Fiscal reform – Taxes should be shifted from good things like income to “bad” things like pollution and GHG emissions.

Support for ecological transitions in poor countries – It pays for richer countries to invest in sustainable development in poorer countries. Such mechanism as the Global Environment Facility, part of the UN Framework Convention on Climate Change, can be expanded and replicated. Funding can come from a carbon levy paid by rich countries on imports or a tax on currency transfers.

Developing an ecological macroeconomics – Key areas here include: Engaging in a structural transition toward low-carbon, labour intensive activities and sectors instead of the continued pursuit of labour productivity; emphasis on long-term ecological investments, with lower interest rates and longer periods of return on capital investments; and placing value on natural capital and ecosystem services in accounts of capital stocks.

Investing in jobs, assets and infrastructure – Key areas of investment in a stable, sustainable economy will be retrofitting existing buildings; renewable energy; smart energy grids; public transport; public spaces; and ecosystem maintenance and protection.

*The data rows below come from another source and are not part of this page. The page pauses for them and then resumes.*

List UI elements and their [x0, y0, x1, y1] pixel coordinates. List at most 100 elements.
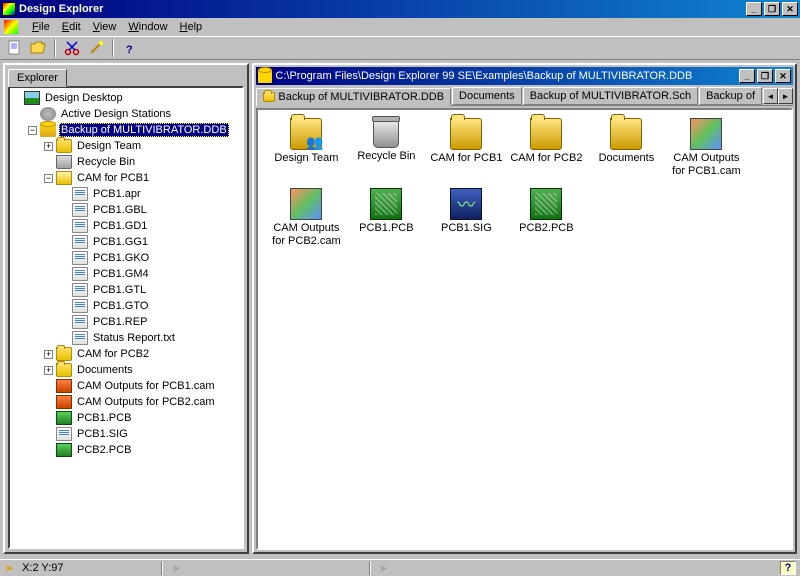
app-logo-icon	[2, 2, 16, 16]
file-icon-folder[interactable]: CAM for PCB1	[426, 118, 506, 188]
cam-icon	[290, 188, 322, 220]
tree-file[interactable]: PCB1.GG1	[12, 234, 240, 250]
child-tab[interactable]: Backup of MULTIVIBRATOR.Sch	[523, 87, 698, 105]
tree-file[interactable]: PCB1.GTO	[12, 298, 240, 314]
file-icon-bin[interactable]: Recycle Bin	[346, 118, 426, 188]
tree-label: PCB1.REP	[91, 316, 149, 328]
menu-window[interactable]: Window	[122, 20, 173, 34]
tree-file[interactable]: PCB1.GM4	[12, 266, 240, 282]
file-icon-cam[interactable]: CAM Outputs for PCB2.cam	[266, 188, 346, 258]
tree-design-team[interactable]: +Design Team	[12, 138, 240, 154]
tree-cam-pcb2[interactable]: +CAM for PCB2	[12, 346, 240, 362]
db-icon	[258, 69, 272, 83]
tree-stations[interactable]: Active Design Stations	[12, 106, 240, 122]
tree-pcb1[interactable]: PCB1.PCB	[12, 410, 240, 426]
tree-label: PCB1.GG1	[91, 236, 150, 248]
file-icon-folder-team[interactable]: Design Team	[266, 118, 346, 188]
new-doc-icon[interactable]	[4, 38, 24, 58]
explorer-tree[interactable]: Design DesktopActive Design Stations−Bac…	[10, 88, 242, 460]
wand-icon[interactable]	[86, 38, 106, 58]
menu-help[interactable]: Help	[174, 20, 209, 34]
tree-root[interactable]: Design Desktop	[12, 90, 240, 106]
child-tab[interactable]: Backup of MULTIVIBRATOR.DDB	[256, 88, 451, 106]
status-help-button[interactable]: ?	[780, 561, 796, 575]
tree-label: PCB1.GKO	[91, 252, 151, 264]
file-label: CAM Outputs for PCB2.cam	[266, 222, 346, 247]
file-icon-pcb[interactable]: PCB2.PCB	[506, 188, 586, 258]
icon-view[interactable]: Design TeamRecycle BinCAM for PCB1CAM fo…	[256, 108, 793, 550]
tree-file[interactable]: PCB1.GKO	[12, 250, 240, 266]
tree-file[interactable]: Status Report.txt	[12, 330, 240, 346]
tree-toggle-icon[interactable]: −	[28, 126, 37, 135]
left-tabstrip: Explorer	[5, 65, 247, 86]
tree-toggle-icon[interactable]: +	[44, 366, 53, 375]
status-separator	[161, 562, 163, 575]
menubar: FileEditViewWindowHelp	[0, 18, 800, 36]
help-icon[interactable]: ?	[120, 38, 140, 58]
workspace: Explorer Design DesktopActive Design Sta…	[0, 60, 800, 557]
tree-file[interactable]: PCB1.GBL	[12, 202, 240, 218]
pcb-icon	[530, 188, 562, 220]
child-title: C:\Program Files\Design Explorer 99 SE\E…	[275, 70, 737, 82]
file-icon	[72, 203, 88, 217]
tree-selected-db[interactable]: −Backup of MULTIVIBRATOR.DDB	[12, 122, 240, 138]
tree-toggle-icon[interactable]: +	[44, 350, 53, 359]
scissors-icon[interactable]	[62, 38, 82, 58]
child-maximize-button[interactable]: ❐	[757, 69, 773, 83]
tree-label: PCB1.PCB	[75, 412, 133, 424]
tree-label: PCB1.GM4	[91, 268, 151, 280]
maximize-button[interactable]: ❐	[764, 2, 780, 16]
file-icon-folder[interactable]: CAM for PCB2	[506, 118, 586, 188]
statusbar: ➤ X:2 Y:97 ➤ ➤ ?	[0, 559, 800, 576]
file-label: PCB1.PCB	[359, 222, 413, 235]
file-icon	[72, 187, 88, 201]
tree-label: PCB1.SIG	[75, 428, 130, 440]
tree-sig[interactable]: PCB1.SIG	[12, 426, 240, 442]
tree-cam-out2[interactable]: CAM Outputs for PCB2.cam	[12, 394, 240, 410]
tree-label: PCB1.GD1	[91, 220, 149, 232]
menu-view[interactable]: View	[87, 20, 123, 34]
tree-documents[interactable]: +Documents	[12, 362, 240, 378]
tab-scroll-right[interactable]: ►	[778, 88, 793, 104]
minimize-button[interactable]: _	[746, 2, 762, 16]
tree-toggle-icon[interactable]: −	[44, 174, 53, 183]
file-icon	[72, 235, 88, 249]
cam-icon	[56, 395, 72, 409]
tree-file[interactable]: PCB1.apr	[12, 186, 240, 202]
tree-file[interactable]: PCB1.REP	[12, 314, 240, 330]
pcb-icon	[56, 443, 72, 457]
tree-file[interactable]: PCB1.GTL	[12, 282, 240, 298]
child-close-button[interactable]: ✕	[775, 69, 791, 83]
tree-cam-pcb1[interactable]: −CAM for PCB1	[12, 170, 240, 186]
file-icon-cam[interactable]: CAM Outputs for PCB1.cam	[666, 118, 746, 188]
file-icon-pcb[interactable]: PCB1.PCB	[346, 188, 426, 258]
bin-icon	[56, 155, 72, 169]
tab-scroll-left[interactable]: ◄	[763, 88, 778, 104]
cam-icon	[56, 379, 72, 393]
file-icon-folder[interactable]: Documents	[586, 118, 666, 188]
window-title: Design Explorer	[19, 3, 744, 15]
folder-icon	[56, 363, 72, 377]
file-icon-sig[interactable]: PCB1.SIG	[426, 188, 506, 258]
desktop-icon	[24, 91, 40, 105]
close-button[interactable]: ✕	[782, 2, 798, 16]
tree-recycle-bin[interactable]: Recycle Bin	[12, 154, 240, 170]
child-tab[interactable]: Backup of	[699, 87, 762, 105]
tree-label: Recycle Bin	[75, 156, 137, 168]
folder-icon	[56, 347, 72, 361]
tree-label: CAM Outputs for PCB2.cam	[75, 396, 217, 408]
tree-cam-out1[interactable]: CAM Outputs for PCB1.cam	[12, 378, 240, 394]
tree-file[interactable]: PCB1.GD1	[12, 218, 240, 234]
document-panel: C:\Program Files\Design Explorer 99 SE\E…	[252, 63, 797, 554]
child-minimize-button[interactable]: _	[739, 69, 755, 83]
file-icon	[72, 267, 88, 281]
menu-file[interactable]: File	[26, 20, 56, 34]
tree-toggle-icon[interactable]: +	[44, 142, 53, 151]
menu-edit[interactable]: Edit	[56, 20, 87, 34]
explorer-tab[interactable]: Explorer	[8, 69, 67, 87]
child-tab[interactable]: Documents	[452, 87, 522, 105]
file-label: PCB2.PCB	[519, 222, 573, 235]
open-folder-icon[interactable]	[28, 38, 48, 58]
cam-icon	[690, 118, 722, 150]
tree-pcb2[interactable]: PCB2.PCB	[12, 442, 240, 458]
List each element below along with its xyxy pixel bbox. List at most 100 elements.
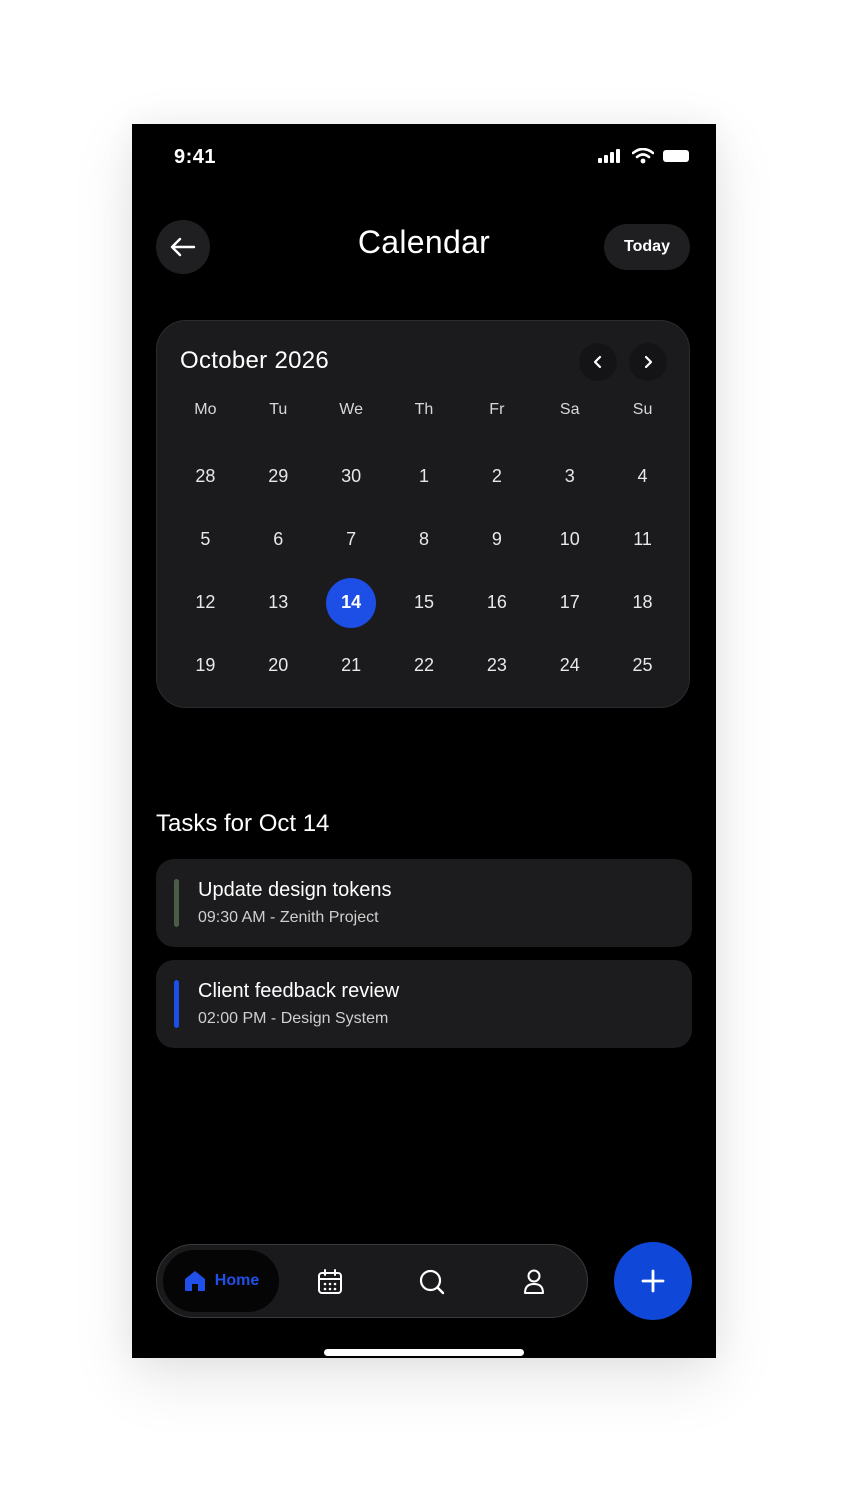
task-card[interactable]: Client feedback review 02:00 PM - Design… xyxy=(156,960,692,1048)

Increasing financial and fiscal prudence – Moving away from debt-driven consumption is a key. This can be achieved through reforming the regulation of financial markets, outlawing unscrupulous and destabilizing market practices reducing executive remuneration and encouraging consumer saving over debt.

Revising national accounts – We need to develop economic accounts that are more holistic than measures like GDP, which fail to account for things like the depletion of natural capital, the costs of pollution or the social costs of crime, accidents, or poverty. The OECD’s Beyond GDP initiative has attempted to collate alternative approaches. Better accounts would support a sustainable approach.

Working time policy – In a sustainable economy, where labour productivity increases but output is capped for ecological reasons, the only way to maintain economic stability is by sharing available work. Work sharing and job flexibility can have social benefits by improving work-life balance. More life enjoyment is possible with less consumption.

Tackling systemic inequality – Systemic inequality drives positional consumption (i.e. keeping up with the Joneses), contributing to a material “ratchet” that drives resource consumption. Improving equality through improved taxation, better access to education and other means has been shown to lessen environmental impacts.

Measuring capabilities and flourishing – This involves a reappraisal of the meaning of prosperity to capture factors that go beyond income, such as healthy life expectancy, educational participation, and community trust, resilience and participation. Ultimately, measures of these things can also be included in national accounting systems.

Strengthening social capital – Community resilience will be import in what could be a bumpy transition to a stable state economy. Measures to enhance resilience can include things like enhancing public spaces, access to lifelong learning, training for green jobs and supporting local culture.

Dismantling the culture of consumerism – Unraveling the culture and changing the social logic of the consumerism that drives an unsustainable economy will require the kind of sustained and systematic effort it took to create it in the first place. Offering people viable alternatives to the consumer approach to life is essential, so that people can flourish in less materialistic ways.

As Jackson points out, a sustainable economy won’t be a utopia, it will have its own set of problems. But establishing it will be necessary if we want to maintain and expand true prosperity.